Among the tested enzymes, the response of cathepsin L exhibited the highest sensitivity to MEF treatment, followed by trimethylamine N-oxide reductase, whereas trypsin, cathepsin B, and elastase were comparatively less affected. Overall, the electric field strength appeared to exert a more dominant influence than temperature, particularly at higher intensity ranges. These enzyme-specific structural characteristics play a critical role in determining their response to MEF. Variations in amino acid composition, hierarchical structural organization, molecular size, charge distribution, and conformational flexibility influence both the magnitude and distribution of MEF-induced forces. For example, trimethylamine N-oxide reductase, containing multiple domains and a metal prosthetic group, may experience localized electric field amplification, leading to destabilization of metal–ligand interactions and altered intramolecular energy dissipation. In contrast, serine proteases, such as elastase and trypsin, exhibit differential sensitivity due to variations in active-site flexibility and residue-specific thermal responsiveness. Similarly, cathepsin B and L, characterized by flexible loop regions and dynamic conformations, can become more prone to structural destabilization under combined thermal and electric stresses, potentially leading to enhanced loss of enzymatic activity.
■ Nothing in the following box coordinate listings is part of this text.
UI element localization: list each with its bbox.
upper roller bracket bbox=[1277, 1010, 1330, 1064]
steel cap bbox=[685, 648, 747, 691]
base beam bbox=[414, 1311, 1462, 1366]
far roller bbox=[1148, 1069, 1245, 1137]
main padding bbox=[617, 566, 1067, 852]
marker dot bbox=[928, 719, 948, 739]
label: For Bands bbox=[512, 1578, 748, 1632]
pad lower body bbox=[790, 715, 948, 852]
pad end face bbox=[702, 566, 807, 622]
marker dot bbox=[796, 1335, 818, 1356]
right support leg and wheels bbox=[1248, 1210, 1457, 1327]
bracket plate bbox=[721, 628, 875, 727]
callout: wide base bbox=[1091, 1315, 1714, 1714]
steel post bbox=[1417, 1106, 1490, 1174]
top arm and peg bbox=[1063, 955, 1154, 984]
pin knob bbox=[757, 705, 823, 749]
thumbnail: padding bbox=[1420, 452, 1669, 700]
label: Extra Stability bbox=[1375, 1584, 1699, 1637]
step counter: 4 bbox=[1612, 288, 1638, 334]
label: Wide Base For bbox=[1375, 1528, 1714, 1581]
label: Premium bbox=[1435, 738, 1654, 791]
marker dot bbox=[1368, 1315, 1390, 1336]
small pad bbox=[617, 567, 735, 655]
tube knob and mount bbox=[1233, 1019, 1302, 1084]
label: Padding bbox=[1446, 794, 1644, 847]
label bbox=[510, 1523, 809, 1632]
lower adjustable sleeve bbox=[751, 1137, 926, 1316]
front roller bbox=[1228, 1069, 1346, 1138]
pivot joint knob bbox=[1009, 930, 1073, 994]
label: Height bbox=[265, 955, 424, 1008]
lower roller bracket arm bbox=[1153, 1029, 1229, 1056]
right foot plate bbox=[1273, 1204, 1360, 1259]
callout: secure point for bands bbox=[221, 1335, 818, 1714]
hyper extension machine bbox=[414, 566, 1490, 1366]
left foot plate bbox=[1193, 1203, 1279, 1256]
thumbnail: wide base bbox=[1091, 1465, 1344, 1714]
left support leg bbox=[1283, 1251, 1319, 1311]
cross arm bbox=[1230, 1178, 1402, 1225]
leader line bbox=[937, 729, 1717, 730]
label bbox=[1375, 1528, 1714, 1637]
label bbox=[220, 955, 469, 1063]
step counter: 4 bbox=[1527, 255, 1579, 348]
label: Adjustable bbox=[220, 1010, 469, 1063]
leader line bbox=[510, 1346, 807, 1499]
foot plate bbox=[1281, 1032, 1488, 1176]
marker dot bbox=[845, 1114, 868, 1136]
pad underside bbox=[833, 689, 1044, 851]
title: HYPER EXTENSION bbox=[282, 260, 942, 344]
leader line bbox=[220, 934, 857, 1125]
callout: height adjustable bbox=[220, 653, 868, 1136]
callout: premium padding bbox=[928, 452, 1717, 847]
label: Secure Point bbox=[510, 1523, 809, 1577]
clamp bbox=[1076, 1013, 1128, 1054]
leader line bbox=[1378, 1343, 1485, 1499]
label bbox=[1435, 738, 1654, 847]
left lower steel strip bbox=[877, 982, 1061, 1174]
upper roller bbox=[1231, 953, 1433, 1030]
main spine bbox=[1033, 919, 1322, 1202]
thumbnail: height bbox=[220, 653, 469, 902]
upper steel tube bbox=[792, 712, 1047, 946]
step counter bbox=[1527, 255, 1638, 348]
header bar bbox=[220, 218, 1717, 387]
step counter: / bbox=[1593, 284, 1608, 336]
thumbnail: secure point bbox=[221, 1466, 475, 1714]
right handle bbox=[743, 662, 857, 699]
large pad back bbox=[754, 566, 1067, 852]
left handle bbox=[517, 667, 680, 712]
This enzyme-specific simulation result may be associated with reduced turbidity at higher MEF heating rates, likely due to the shortened residence time near the myosin denaturation temperature. Furthermore, rapid heating limits the duration over which myosin remains within its denaturation range, thereby reducing the extent of protein aggregation [32]. Consistent with this observation, although MEF treatment at 60 °C may still induce partial protein denaturation, its volumetric heating by MEF significantly decreases the time required to reach and maintain denaturation temperatures. While our model simplifies enzymatic activity in an aqueous system without accounting for food matrix effects, this discrepancy should be acknowledged, as the microenvironment in concentrated protein gels, such as surimi, may differ substantially. In particular, matrix-induced changes in viscosity and electrical conductivity may alter electrophoretic motion and related activities. Nevertheless, the observed trends suggest that MEF treatment could help mitigate excessive protein aggregation and denaturation in surimi-based systems, highlighting its potential as a processing strategy for preserving protein quality. Overall, the effects of MEF on enzyme activity depend on both process parameters and intrinsic molecular properties, emphasizing the importance of enzyme-specific structural and physicochemical features for robust optimization of MEF-based food safety.

4. Conclusions

This study demonstrates that moderate electric field (MEF) treatment effectively targets both microbial hazards and quality-deteriorating enzymes in surimi paste samples. Experimental results confirmed significant inactivation of L. monocytogenes and V. parahaemolyticus, while simulations revealed the susceptibility of key enzymes, including trimethylamine N-oxide reductase, elastase, trypsin, cathepsin B, and cathepsin L. The inactivation efficacy was enhanced with increasing electric field strength and temperature, indicating a strong synergistic effect between electrical and thermal factors. Microbial inactivation was particularly pronounced at elevated temperatures, whereas enzyme destabilization was governed by both processing conditions and intrinsic structural properties, such as conformational flexibility and cofactor presence. Electrophoretic temperature rise, amplified by increased molecular mobility at higher temperatures, emerged as a critical factor driving enzyme inactivation. Collectively, these findings highlight MEF as a promising hurdle technology for simultaneous microbial control and enzyme inhibition. Future work should prioritize experimental validation of enzyme kinetics, process optimization for scale-up, and assessment of impacts on product quality to facilitate ‘blue food’ industrial application.